While we focused mostly on Elaine’s difficulties with relationships in both her personal and professional life, over the years I asked questions about the past: “Do you remember your first day of school? Who took you? Do you have an image of the house you lived in with your father? Do you remember moving from your step-mother’s to your grandparent’s? Did you have to change schools? Leave friends?”
One session when Elaine came in she looked different. There was a crack in the mask. “I had a dream,” she began. “There was a child standing in an empty field. She was holding someone’s hand, a man’s. They were looking down. When I woke up I felt incredibly sad. I didn’t think the child was me. But then I wondered if it was me with my father standing at my mother’s grave. Could I possibly remember that? I was only three.”
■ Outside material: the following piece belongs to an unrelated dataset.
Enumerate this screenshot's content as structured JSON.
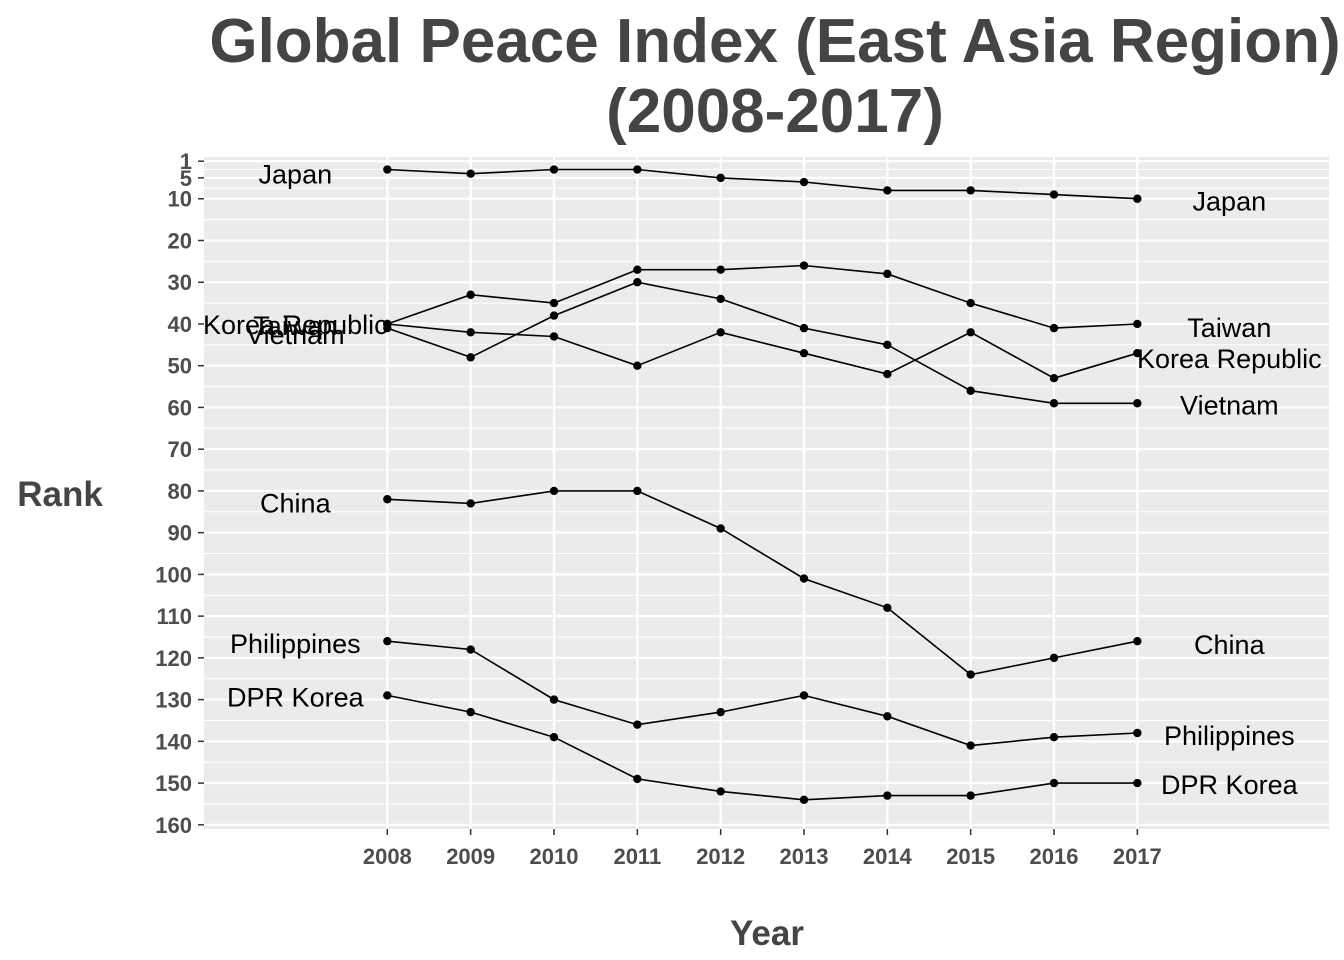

“Let’s stay with your feeling, Elaine,” I say softly. “What is it like to feel that sadness? What does it bring up for you?”
“I don’t know,” she says starting to cry. “I guess I’m sad for that little girl. Standing by her mother’s grave, not knowing that in three more years her father will be dead too. It’s really awful. I guess I never thought of it like that. I guess I never thought about it at all.”
“You didn’t want to think of it, Elaine. You didn’t want to deal with your pent up sadness. But today you’ve taken a big step forward.”
Two years separates the session of Elaine’s dream and her telling me she might need to put down Baxter.
Returning to the present session I say, “I know you’re feeling tremendous pain, Elaine, not only for your beloved Baxter, but for all the losses you’ve endured in your life.”
She sobs. “Please tell me this pain is worth it.”
“It’s worth it, Elaine. If you can’t allow yourself to feel your sadness, you can’t feel joy either and, most importantly, you can’t be truly alive.”